Whatever you want to call it. All 3 are pretty much the exact same show. Im thinking that Radioman and I are going to do a tribute/memorial stream soon on Rumble, YouTube and CastGarden. I would also like to do one in the old Palnet discord server so that all the old listeners can come and join in and talk about their favorite things about John. Might just do that all at once so everybody can attend.
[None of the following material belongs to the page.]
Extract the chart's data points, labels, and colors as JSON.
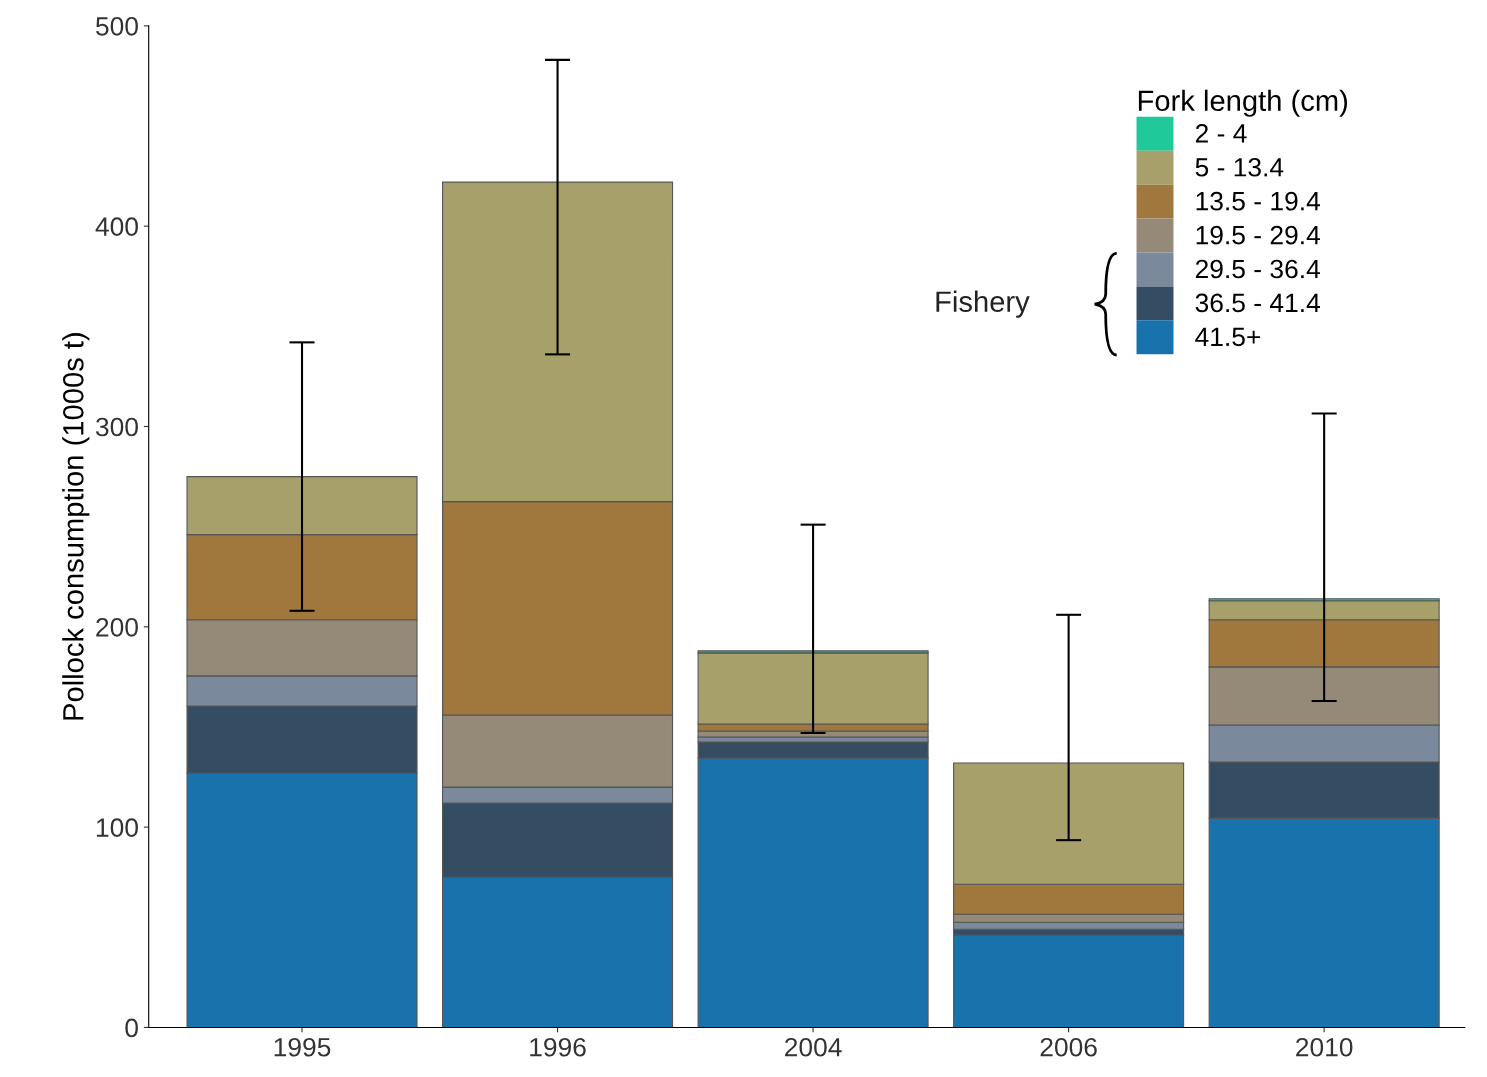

In IRL there is a service planned once everyone has had time to process and grieve in their own way. John knew and was friends with a lot of people who loved him as much as he did them. Because of this we are planning a big memorial service once the weather here in mid Michigan gets back to being stable warm. We are inviting anybody who ever knew or played music with John to bring their instruments and just having a big ass jam session/concert for an entire day of remembrance of him. I plan on sticking his number one favorite guitar “Peggy” on a stand on stage left. The side he always stood on. “Peggy” is the black LTD Explorer with the skull on it. He named it after his grand mother. It’s a beautiful guitar and the one he played the most on stage.

If I can pull it off and get some resources together I will see if I can get someone to either stream it live or at the very least record it.

The giant jam session/memorial isnt going to happen for a couple of months. The live stream from Radioman and I will be soon. I will keep you all posted.

UB Live/Other content

I will continue to post videos and blogs on things that I find interesting. Probably mostly about Linux and bitching about the over abundance of idiots in the world today.

I've had a recent rekindling of wanting to do more music stuff again. But I'm not really sure if thats because all these memories of making music with John came flooding back or if it's really something that I want to do. Maybe I will share me figuring out things in music creation. Who really knows. The future is an unkown.

I love and miss you my little brother from another mother, Johnny G. May you rest in peace and keep those strings in tune. Cause I cant wait to jam with you again.